While this sounds like the annual panic candy annually generated out of the Black Hat/DEFCON conferences, some chords are true while others are emerging technologies. Some small satellite operators don’t encrypt their satellite tracking and control or mission communications data links – anyone surprised at this should look at the poor security track record of the Internet of Things (IoT) for about 20 seconds. Reasoning to not encrypt communications on small satellites boils down to the same as IoT, faster time-to-market in a competitive high-growth environment and lower cost.
Any satellite operator working with the U.S. Department of Defense (DoD), including small satellite operators, typically needs to have encrypted links, as well as commercial operators taking pictures (imagery) of the Earth. Imaging firms have built-in incentives to encrypt because they don’t want anyone to steal their data.

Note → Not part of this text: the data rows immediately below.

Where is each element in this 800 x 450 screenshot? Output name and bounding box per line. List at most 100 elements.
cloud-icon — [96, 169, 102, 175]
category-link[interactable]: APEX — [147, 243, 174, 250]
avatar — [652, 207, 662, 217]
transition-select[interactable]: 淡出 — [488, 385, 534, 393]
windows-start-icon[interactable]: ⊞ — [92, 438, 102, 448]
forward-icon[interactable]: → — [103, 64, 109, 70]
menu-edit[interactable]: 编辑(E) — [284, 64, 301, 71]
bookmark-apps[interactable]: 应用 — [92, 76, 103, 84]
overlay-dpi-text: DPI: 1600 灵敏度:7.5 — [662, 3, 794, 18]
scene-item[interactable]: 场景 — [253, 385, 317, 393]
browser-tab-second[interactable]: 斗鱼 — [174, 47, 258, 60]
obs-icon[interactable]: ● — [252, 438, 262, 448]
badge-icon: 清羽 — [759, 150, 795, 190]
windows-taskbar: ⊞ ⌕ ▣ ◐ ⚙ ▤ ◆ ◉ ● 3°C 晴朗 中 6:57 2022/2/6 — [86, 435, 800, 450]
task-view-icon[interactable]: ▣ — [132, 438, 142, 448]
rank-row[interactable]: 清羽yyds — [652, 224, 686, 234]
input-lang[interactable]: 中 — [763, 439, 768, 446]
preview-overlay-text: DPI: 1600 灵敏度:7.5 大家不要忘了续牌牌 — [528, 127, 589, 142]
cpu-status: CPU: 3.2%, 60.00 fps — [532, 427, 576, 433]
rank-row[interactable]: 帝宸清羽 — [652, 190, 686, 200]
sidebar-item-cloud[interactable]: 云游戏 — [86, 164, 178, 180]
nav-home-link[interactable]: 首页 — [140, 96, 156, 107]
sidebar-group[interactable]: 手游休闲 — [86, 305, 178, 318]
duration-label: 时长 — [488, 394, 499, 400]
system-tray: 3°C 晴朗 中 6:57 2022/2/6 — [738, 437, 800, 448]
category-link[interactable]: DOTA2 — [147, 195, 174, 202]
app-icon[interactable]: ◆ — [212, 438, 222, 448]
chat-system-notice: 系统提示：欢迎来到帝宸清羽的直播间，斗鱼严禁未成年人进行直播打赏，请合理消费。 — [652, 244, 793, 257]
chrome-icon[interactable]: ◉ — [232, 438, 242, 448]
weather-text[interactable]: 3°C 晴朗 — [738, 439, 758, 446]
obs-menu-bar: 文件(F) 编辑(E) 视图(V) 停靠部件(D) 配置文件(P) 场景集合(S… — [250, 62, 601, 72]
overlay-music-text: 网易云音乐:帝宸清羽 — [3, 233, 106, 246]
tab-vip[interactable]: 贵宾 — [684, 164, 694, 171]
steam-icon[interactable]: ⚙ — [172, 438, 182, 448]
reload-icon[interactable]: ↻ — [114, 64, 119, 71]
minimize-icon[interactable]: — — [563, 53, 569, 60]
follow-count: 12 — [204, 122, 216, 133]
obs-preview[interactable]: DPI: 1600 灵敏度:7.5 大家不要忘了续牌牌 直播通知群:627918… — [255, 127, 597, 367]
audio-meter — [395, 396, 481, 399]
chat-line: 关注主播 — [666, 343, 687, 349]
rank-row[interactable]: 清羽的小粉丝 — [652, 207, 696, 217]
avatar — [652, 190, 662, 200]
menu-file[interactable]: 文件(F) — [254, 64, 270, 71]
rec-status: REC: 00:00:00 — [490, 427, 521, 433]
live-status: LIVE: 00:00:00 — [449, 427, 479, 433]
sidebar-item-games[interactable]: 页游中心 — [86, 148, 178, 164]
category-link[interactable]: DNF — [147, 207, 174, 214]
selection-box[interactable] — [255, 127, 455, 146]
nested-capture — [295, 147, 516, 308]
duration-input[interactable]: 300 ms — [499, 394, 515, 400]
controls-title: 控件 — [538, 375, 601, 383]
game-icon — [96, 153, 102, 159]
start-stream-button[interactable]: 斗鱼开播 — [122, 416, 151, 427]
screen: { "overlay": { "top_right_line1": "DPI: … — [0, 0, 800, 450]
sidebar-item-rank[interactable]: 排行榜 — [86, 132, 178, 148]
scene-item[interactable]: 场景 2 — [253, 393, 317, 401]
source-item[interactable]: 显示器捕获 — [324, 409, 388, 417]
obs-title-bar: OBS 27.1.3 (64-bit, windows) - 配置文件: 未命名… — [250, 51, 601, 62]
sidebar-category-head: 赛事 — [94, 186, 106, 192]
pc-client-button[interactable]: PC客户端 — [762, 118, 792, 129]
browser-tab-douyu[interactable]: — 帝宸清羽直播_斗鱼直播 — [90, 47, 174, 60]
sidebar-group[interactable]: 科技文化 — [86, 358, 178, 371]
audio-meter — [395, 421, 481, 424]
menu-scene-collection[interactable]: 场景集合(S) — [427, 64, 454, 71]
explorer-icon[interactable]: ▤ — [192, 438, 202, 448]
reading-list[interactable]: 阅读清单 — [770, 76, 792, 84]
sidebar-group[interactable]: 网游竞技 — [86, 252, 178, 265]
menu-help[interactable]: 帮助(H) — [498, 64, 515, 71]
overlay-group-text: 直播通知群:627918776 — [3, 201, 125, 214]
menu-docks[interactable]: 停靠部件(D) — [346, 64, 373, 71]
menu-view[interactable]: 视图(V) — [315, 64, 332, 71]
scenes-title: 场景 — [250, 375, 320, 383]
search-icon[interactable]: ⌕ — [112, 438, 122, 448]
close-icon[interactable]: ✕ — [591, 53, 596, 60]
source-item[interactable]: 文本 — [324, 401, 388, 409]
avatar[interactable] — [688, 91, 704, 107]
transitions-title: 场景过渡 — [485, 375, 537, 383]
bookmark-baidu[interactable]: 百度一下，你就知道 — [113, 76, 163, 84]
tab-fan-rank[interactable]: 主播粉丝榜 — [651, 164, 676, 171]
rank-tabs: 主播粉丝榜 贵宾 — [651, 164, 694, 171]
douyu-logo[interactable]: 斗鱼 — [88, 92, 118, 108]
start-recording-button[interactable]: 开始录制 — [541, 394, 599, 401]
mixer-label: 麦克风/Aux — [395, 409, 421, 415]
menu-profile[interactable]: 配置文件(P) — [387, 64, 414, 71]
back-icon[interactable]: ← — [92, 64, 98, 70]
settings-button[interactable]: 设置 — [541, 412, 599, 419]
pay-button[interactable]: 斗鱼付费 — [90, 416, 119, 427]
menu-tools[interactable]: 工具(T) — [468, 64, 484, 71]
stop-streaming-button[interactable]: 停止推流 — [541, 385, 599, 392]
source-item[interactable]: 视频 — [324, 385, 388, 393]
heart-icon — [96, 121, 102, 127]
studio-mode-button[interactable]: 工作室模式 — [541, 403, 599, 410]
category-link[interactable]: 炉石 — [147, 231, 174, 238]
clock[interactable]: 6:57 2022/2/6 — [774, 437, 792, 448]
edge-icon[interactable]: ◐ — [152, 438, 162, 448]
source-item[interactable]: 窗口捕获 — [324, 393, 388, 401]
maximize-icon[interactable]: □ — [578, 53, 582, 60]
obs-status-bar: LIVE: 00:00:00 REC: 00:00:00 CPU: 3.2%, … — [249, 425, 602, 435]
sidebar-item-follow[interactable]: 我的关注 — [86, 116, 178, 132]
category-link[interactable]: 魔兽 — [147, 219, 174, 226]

Kurzok’s team modeled various scenarios using different propulsion types on a theoretical 10 kilogram nanosatellite in LEO. Using chemical propulsion, the satellite could move from low to medium Earth Orbit (MEO) within two hours, while reaching geostationary orbit with electric propulsion would take about a year.
The paper points a finger at university teams “not bound by U.S. government or other governments’ encryption requirements” being an issue, with the expensive of adding dedicated cryptography chips not being a priority for a “low-budget, one-off” satellite being built by an academic research effort.
If there’s good news, propulsion systems for small satellites are just starting to be tested and integrated. Adding propulsion systems to a small satellite enables operators to alter orbits, raise altitude to extend the satellite lifetime in orbit, and/or more precisely move the satellite into an orbit of interest; to focus on a region, for example.
In addition, the paper notes a difference between a Cubesat and a dedicated military anti-satellite vehicle is the latter includes an onboard seeker to track, follow, and finally collide with the garget. A misappropriated satellite without such a system to purposefully hit a target in LEO “is improbably, but still possible.”
Kurzok is encouraging the space community to integrate protected communications onboard small satellites incorporating propulsion voluntarily. If they don’t do so, governments could consider regulation requiring encrypted comm links before issuing a launch license.